Each morning, we would arrive and do our laps around the grassy square. The coach did a great job varying the work out, but the warm up was always the same. And because I did not know then what I know now, it did not occur to me what it meant when I started rebelling in week 4. Because I could not stand running in the same direction, I began to run against the flow of the other workerouters. (We weren’t really athletes, what is someone working out called??) And for two brief mornings, that saved me. But after that, I couldn’t stand the idea of going and I didn’t know why.

So, Nike+, five session might be enough for most people to change a behavior, but it’s not for me.

If I’m an artist who can’t write every day or an athlete that gets bored with the same workouts, will I ever succeed? Absolutely.

As I reconsidered this bootcamp in light of what I now know about myself and have learned to forgive myself for, I have a new take on my shame about not getting things done. I’d failed, not because I was incapable, or lacked drive, or because I wasn’t smart enough. I had failed, when I failed, because I had been trying to force someone else’s ideals into my way of being.  Efficiency, inbox zero, fifteen minutes a day and most crazy of all, doing it on my own are all ideas that will kill the hopes and ambitions of some one like me. I love social interaction, I need variation and I also need to know that I am making progress.

In looking back on this bootcamp, certain things are clear to me. I do well with projects that last about a month if I’m going to do them everyday. My limit is not 5 to cement the habit, but 24 to burn out on it.
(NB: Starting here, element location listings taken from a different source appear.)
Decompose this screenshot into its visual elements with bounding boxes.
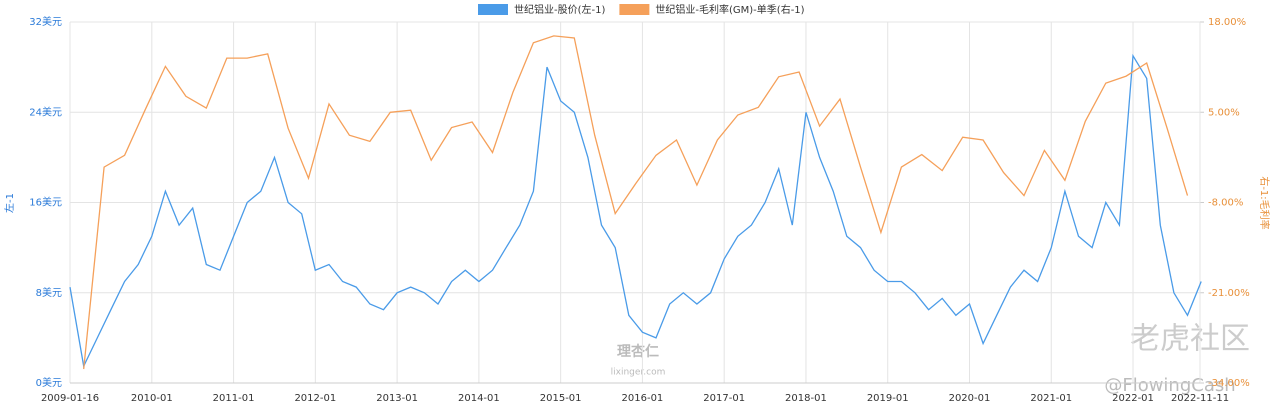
x-tick-label: 2013-01: [376, 393, 418, 404]
y-tick-label: 32美元: [29, 15, 62, 28]
x-tick-label: 2014-01: [458, 393, 500, 404]
x-tick-label: 2009-01-16: [41, 393, 99, 404]
x-tick-label: 2020-01: [949, 393, 991, 404]
y2-tick-label: -34.00%: [1208, 378, 1250, 389]
y-tick-label: 24美元: [29, 105, 62, 118]
x-tick-label: 2011-01: [213, 393, 255, 404]
y2-tick-label: -21.00%: [1208, 288, 1250, 299]
x-tick-label: 2016-01: [622, 393, 664, 404]
x-tick-label: 2012-01: [294, 393, 336, 404]
series-line: [69, 53, 1202, 369]
x-tick-label: 2021-01: [1030, 393, 1072, 404]
y2-tick-label: -8.00%: [1208, 198, 1243, 209]
x-tick-label: 2022-01: [1112, 393, 1154, 404]
y-tick-label: 0美元: [36, 376, 62, 389]
x-tick-label: 2015-01: [540, 393, 582, 404]
x-tick-label: 2019-01: [867, 393, 909, 404]
legend-swatch: [619, 4, 650, 15]
y2-tick-label: 18.00%: [1208, 17, 1246, 28]
watermark: 理杏仁: [617, 343, 659, 360]
y2-tick-label: 5.00%: [1208, 107, 1240, 118]
watermark: lixinger.com: [611, 368, 666, 378]
x-tick-label: 2022-11-11: [1171, 393, 1229, 404]
y2-axis-label: 右-1:毛利率: [1258, 176, 1271, 229]
x-tick-label: 2017-01: [703, 393, 745, 404]
watermark: @FlowingCash: [1104, 375, 1235, 396]
x-tick-label: 2018-01: [785, 393, 827, 404]
watermark: 老虎社区: [1130, 322, 1250, 357]
x-tick-label: 2010-01: [131, 393, 173, 404]
legend-label: 世纪铝业-股价(左-1): [514, 3, 605, 16]
y-tick-label: 16美元: [29, 196, 62, 209]
legend-swatch: [478, 4, 508, 15]
y-axis-label: 左-1: [3, 193, 16, 213]
legend-label: 世纪铝业-毛利率(GM)-单季(右-1): [655, 3, 804, 16]
y-tick-label: 8美元: [36, 286, 62, 299]
series-line: [83, 35, 1189, 370]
Now, I can design my projects, films, novels, short stories, by looking at the parts that draw my enthusiasm and literally delegate the rest.  Now, if I break my tasks into sessions, I have a better chance of succeeding. Those sessions might  stretch over more than a month, but I know that there is a countdown clock, a finite number of times when I will have to sit down and do this thing. That makes it all the easier to bear when boredom inevitably sets in. Now, I can look at my work process and see where bringing in social interaction will make all the difference as to whether or not I show up.
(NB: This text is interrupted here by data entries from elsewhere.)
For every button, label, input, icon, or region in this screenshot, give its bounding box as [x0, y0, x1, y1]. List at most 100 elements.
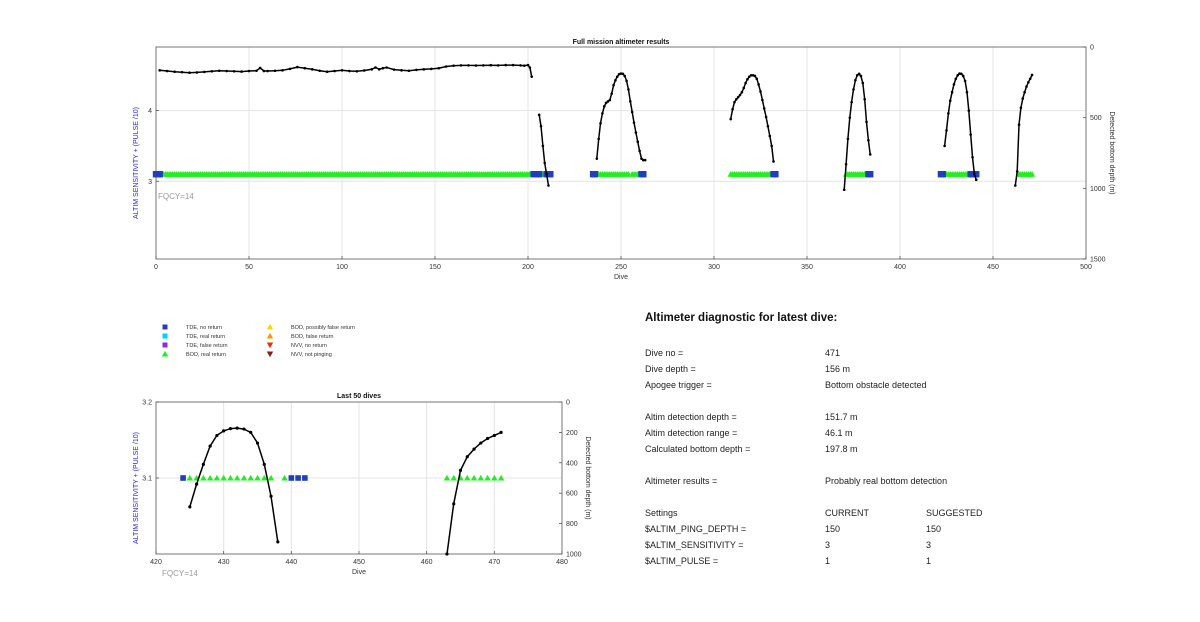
- bottom-depth-point: [392, 68, 396, 71]
- bottom-depth-point: [761, 98, 764, 102]
- bottom-depth-point: [599, 122, 602, 125]
- tde-no-return-marker: [640, 171, 647, 178]
- diag-label: Dive depth =: [645, 364, 696, 374]
- bottom-depth-point: [381, 66, 385, 70]
- bottom-depth-point: [482, 64, 485, 67]
- bottom-depth-point: [615, 75, 619, 78]
- bottom-depth-point: [310, 68, 314, 71]
- tde-no-return-marker: [547, 171, 554, 178]
- bottom-depth-point: [1014, 184, 1017, 187]
- setting-current: 3: [825, 540, 831, 550]
- bottom-depth-point: [755, 77, 759, 81]
- setting-suggested: 1: [926, 556, 932, 566]
- y-right-tick-label: 800: [566, 521, 578, 528]
- bottom-depth-point: [1023, 90, 1026, 94]
- bottom-depth-point: [296, 65, 299, 69]
- bottom-depth-point: [400, 69, 403, 72]
- bottom-depth-point: [640, 157, 643, 160]
- bottom-depth-point: [766, 124, 770, 128]
- bottom-depth-point: [733, 100, 736, 104]
- bottom-depth-point: [855, 73, 859, 77]
- bottom-depth-point: [385, 66, 388, 69]
- bottom-depth-point: [195, 71, 199, 74]
- bottom-depth-point: [377, 68, 381, 71]
- tde-no-return-marker: [939, 171, 946, 178]
- x-tick-label: 300: [708, 264, 720, 271]
- bottom-depth-point: [608, 98, 612, 102]
- bottom-depth-point: [954, 77, 958, 81]
- legend-label: TDE, false return: [186, 343, 228, 349]
- bod-real-return-marker: [240, 474, 248, 481]
- bottom-depth-point: [444, 65, 448, 68]
- bottom-depth-point: [623, 74, 627, 78]
- bod-real-return-marker: [1028, 171, 1036, 177]
- tde-no-return-marker: [180, 475, 186, 481]
- bottom-depth-point: [612, 83, 615, 87]
- bottom-depth-point: [158, 69, 162, 72]
- bottom-depth-point: [746, 77, 749, 81]
- y-right-tick-label: 400: [566, 460, 578, 467]
- bod-real-return-marker: [267, 474, 275, 481]
- bottom-depth-point: [1027, 81, 1030, 84]
- x-tick-label: 430: [218, 559, 230, 566]
- diag-label: Apogee trigger =: [645, 380, 712, 390]
- bottom-depth-point: [729, 117, 733, 121]
- diag-value: 151.7 m: [825, 412, 858, 422]
- settings-header-suggested: SUGGESTED: [926, 508, 983, 518]
- fqcy-annotation: FQCY=14: [162, 569, 198, 578]
- bottom-depth-point: [597, 137, 600, 141]
- bottom-depth-point: [857, 72, 861, 76]
- legend-square-marker: [162, 333, 168, 339]
- bottom-depth-point: [638, 149, 641, 153]
- bottom-depth-point: [459, 64, 463, 67]
- bottom-depth-point: [180, 70, 184, 74]
- legend-triangle-up-marker: [161, 350, 169, 357]
- bottom-depth-point: [325, 70, 329, 74]
- bottom-depth-point: [545, 172, 548, 176]
- bottom-depth-point: [269, 494, 273, 498]
- bottom-depth-point: [945, 129, 948, 132]
- y-left-axis-label: ALTIM SENSITIVITY + (PULSE /10): [133, 432, 140, 544]
- x-axis-label: Dive: [352, 569, 366, 576]
- bottom-depth-point: [625, 79, 628, 83]
- bod-real-return-marker: [206, 474, 214, 481]
- bottom-depth-point: [355, 70, 359, 73]
- bod-real-return-marker: [443, 474, 451, 481]
- fqcy-annotation: FQCY=14: [158, 192, 194, 201]
- bottom-depth-point: [757, 83, 760, 86]
- y-right-tick-label: 200: [566, 430, 578, 437]
- bottom-depth-point: [276, 540, 280, 544]
- bottom-depth-point: [744, 81, 747, 85]
- bod-real-return-marker: [281, 474, 288, 481]
- bottom-depth-point: [547, 184, 550, 187]
- bottom-depth-point: [249, 430, 253, 434]
- legend-triangle-down-marker: [266, 351, 274, 358]
- bottom-depth-point: [844, 163, 848, 166]
- bottom-depth-point: [606, 100, 610, 103]
- bod-real-return-marker: [477, 474, 484, 481]
- settings-header-current: CURRENT: [825, 508, 869, 518]
- bod-real-return-marker: [220, 474, 227, 481]
- bod-real-return-marker: [200, 474, 207, 481]
- bottom-depth-point: [492, 433, 496, 438]
- x-tick-label: 200: [522, 264, 534, 271]
- bottom-depth-point: [868, 153, 872, 156]
- y-right-tick-label: 1000: [566, 552, 582, 559]
- setting-current: 1: [825, 556, 831, 566]
- y-left-tick-label: 4: [148, 108, 152, 115]
- y-left-tick-label: 3: [148, 179, 152, 186]
- bottom-depth-point: [262, 462, 266, 466]
- bottom-depth-point: [318, 69, 321, 73]
- bod-real-return-marker: [470, 474, 478, 481]
- y-left-tick-label: 3.1: [142, 476, 152, 483]
- bottom-depth-point: [247, 69, 251, 73]
- y-right-tick-label: 0: [566, 400, 570, 407]
- bottom-depth-point: [541, 144, 545, 148]
- bottom-depth-point: [537, 113, 541, 117]
- bottom-depth-point: [852, 88, 855, 91]
- bottom-depth-point: [764, 115, 768, 119]
- diag-value: Bottom obstacle detected: [825, 380, 927, 390]
- bottom-depth-point: [636, 140, 640, 143]
- bottom-depth-point: [595, 157, 599, 160]
- bottom-depth-point: [634, 131, 638, 134]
I can’t give myself this insight if I don’t forgive myself my failures, and get honest with myself about when I was successful how I was successful.

Take a minute now and think about a big project you took on and failed. Can you pinpoint the moment it fell apart? Now think about a big project where you succeeded — what made the difference? Forget writing every day. Write your way and give yourself the gift of succeeding the way you were meant to.

1 Comment

  1. Myra Strober

    Amen!! Thanks for writing this.
    I finished my memoir over 5 years and had it published,
    and I certainly did not write every day. I wrote when the spirit moved me. Sometimes that meant that I wrote 10 hours a day for 5 days running. Sometimes I wrote nothing for two weeks. I don’t think creativity can be “boxed” and tied with a neat ribbon. And the idea that my creativity has to match someone else’s pattern is REALLY crazy.